The FTC settlement with Intel has been finalized with one change the Commission’s press release describes as follows:
After considering public comments, the FTC modified the proposed order to allow Intel to manufacture and sell a chip that it had in development before the proposed order was negotiated, but that would violate that order because it does not contain a required interface. The FTC modified the order to allow Intel to ship this product until June 2013. All future generations of this chip must fully comply with all specifications of the final Order.
One interesting point. On an ABA-sponsored call earlier this month on the FTC settlement, and previously on TOTM, I shared my view that the settlement provisions giving the FTC oversight of Intel chip design would not prevent Intel from altering product design in a way that reduces interoperability so long as it could demonstrate any actual benefit from the design change. Indeed, the settlement language in V.A reads:
IT IS FURTHER ORDERED that Respondent shall not make any engineering or design change to a Relevant Product if that change (1) degrades the performance of a Relevant Product sold by a competitor of Respondent and (2) does not provide an actual benefit to the Relevant Product sold by Respondent, including without limitation any improvement in performance, operation, cost, manufacturability, reliability, compatibility, or ability to operate or enhance the operation of another product; provided, however, that any degradation of the performance of a competing product shall not itself be deemed to be a benefit to the Relevant Product sold by Respondent. Respondent shall have the burden of demonstrating that any engineering or design change at issue complies with Section V. of this Order.
My interpretation of this language (emphasis added) was, in short, that “and” means that so long as Intel can show that the design change has any of these benefits, the change is not prohibited regardless of its impact on rivals. Of course, the devil is in the details here for Intel with respect to what type of showing the Commission will require to qualify as an “actual benefit.” Nonetheless, my interpretation attracted a few questions during the call.
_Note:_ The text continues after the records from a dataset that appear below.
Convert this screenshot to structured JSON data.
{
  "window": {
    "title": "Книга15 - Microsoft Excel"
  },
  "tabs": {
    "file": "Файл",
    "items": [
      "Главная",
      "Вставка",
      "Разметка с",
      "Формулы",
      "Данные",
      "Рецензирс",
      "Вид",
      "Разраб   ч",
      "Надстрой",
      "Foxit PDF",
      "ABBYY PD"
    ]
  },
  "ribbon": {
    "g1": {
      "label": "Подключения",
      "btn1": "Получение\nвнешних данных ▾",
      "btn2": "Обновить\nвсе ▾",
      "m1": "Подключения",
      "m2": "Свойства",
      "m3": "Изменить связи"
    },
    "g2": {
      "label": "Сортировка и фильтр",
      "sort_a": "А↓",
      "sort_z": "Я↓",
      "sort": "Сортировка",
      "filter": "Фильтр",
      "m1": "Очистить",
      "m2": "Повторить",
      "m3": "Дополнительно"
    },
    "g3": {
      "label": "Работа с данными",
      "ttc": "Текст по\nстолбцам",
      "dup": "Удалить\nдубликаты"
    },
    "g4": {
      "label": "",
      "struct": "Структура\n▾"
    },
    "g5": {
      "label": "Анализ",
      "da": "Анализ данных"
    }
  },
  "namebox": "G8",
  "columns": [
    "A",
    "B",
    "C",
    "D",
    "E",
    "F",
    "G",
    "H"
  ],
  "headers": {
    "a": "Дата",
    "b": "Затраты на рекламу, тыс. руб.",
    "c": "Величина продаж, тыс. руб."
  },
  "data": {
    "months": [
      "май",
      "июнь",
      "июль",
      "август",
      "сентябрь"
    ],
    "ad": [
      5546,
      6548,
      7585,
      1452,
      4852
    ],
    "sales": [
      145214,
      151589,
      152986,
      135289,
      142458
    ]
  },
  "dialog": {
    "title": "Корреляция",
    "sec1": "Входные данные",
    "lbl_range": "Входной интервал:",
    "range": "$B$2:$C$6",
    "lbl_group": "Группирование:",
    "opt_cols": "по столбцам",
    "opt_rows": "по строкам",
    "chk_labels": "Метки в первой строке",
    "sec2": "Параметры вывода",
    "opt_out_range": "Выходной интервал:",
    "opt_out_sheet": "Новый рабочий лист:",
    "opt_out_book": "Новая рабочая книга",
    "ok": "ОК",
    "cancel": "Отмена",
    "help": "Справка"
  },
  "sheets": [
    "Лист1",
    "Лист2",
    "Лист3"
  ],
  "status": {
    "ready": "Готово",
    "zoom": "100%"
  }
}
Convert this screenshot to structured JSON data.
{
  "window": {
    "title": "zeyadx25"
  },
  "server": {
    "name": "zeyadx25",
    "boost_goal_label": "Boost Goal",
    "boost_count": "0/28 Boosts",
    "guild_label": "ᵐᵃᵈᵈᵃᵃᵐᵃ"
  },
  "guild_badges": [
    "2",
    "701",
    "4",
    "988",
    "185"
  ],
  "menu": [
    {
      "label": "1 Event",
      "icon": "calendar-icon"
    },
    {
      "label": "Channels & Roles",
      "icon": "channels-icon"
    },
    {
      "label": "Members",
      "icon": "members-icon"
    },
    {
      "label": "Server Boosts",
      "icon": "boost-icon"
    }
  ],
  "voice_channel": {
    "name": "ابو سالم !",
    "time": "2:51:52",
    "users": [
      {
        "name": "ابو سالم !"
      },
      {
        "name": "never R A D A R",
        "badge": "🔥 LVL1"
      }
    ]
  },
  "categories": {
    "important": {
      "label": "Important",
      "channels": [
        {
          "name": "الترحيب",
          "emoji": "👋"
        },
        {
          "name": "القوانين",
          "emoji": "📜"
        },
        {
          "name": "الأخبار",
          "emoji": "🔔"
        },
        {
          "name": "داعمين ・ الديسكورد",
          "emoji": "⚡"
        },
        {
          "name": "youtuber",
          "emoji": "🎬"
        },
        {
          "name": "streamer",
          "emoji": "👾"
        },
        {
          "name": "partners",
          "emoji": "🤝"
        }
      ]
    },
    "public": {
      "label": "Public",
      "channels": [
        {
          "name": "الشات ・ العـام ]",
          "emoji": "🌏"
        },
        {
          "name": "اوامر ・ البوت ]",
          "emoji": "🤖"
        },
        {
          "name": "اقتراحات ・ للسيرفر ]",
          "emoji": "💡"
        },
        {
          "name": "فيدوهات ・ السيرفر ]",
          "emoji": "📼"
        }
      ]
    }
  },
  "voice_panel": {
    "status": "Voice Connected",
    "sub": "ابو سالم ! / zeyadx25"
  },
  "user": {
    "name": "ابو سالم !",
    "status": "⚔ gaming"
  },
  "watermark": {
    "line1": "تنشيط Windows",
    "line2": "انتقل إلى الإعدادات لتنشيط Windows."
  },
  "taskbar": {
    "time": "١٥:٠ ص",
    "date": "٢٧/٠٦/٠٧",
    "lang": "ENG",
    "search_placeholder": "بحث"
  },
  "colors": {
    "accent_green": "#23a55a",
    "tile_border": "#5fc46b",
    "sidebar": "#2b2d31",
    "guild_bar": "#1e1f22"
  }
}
Here’s the interesting point. The Commission seems to adopt the same interpretation. In its response letter to VIA, an Intel rival who submitted detailed comments on the settlement (which it generally viewed as not going far enough), the Commission discussed V.A.:
Section V of the Consent Order prohibits Intel from designing or engineering its CPU or GPU products to solely disadvantage competitive or complementary products. This provision addresses allegations in the Complaint that Intel engaged in predatory innovation by cutting off competitors’ access to its CPUs and slowing down various connections to the CPU. The Proposed Consent Order would be violated if a design change degrades performance of a competitive or complementary product and Intel fails to demonstrate an actual benefit to the Intel product at issue. The burden is on Intel to demonstrate that any engineering or design change complies with the terms of Section V.
The emphasis is mine. The Commission seems to agree with the plain meaning of the settlement language. So I don’t think this is a surprise. But I did want to highlight it because the interpretation generated some interesting debate previously. Whether the “actual benefit” showing is a significant burden or not remains to be seen. If it is not, whether the laxity of this provision is a good or bad thing, of course, turns on one’s view of Intel’s underlying business conduct and the settlement more generally. As I’ve written previously, I’m a skeptic of the Commission’s antitrust claims against Intel and the proposition that the remedy here is going to make consumers better off. In that sense, the suggestion that this provision will be essentially non-binding on Intel mitigates some of the damage here — especially in light of some of the contemplated relief (compulsory licensing of the x86 patent, prohibitions on volume discounts generally, etc.). On the other hand, for those who believe the FTC was on the right side of the consumer welfare analysis (like VIA), I predict significant dissatisfaction with the outcome.
A colleague raised the possibility that perhaps a settlement that doesn’t make anybody happy is a sign of success? I doubt it. But it will be important to watch how some of the more intrusive provisions of the settlement are interpreted over time — and remember, the FTC has significant discretion to attempt to modify the terms as the market develops.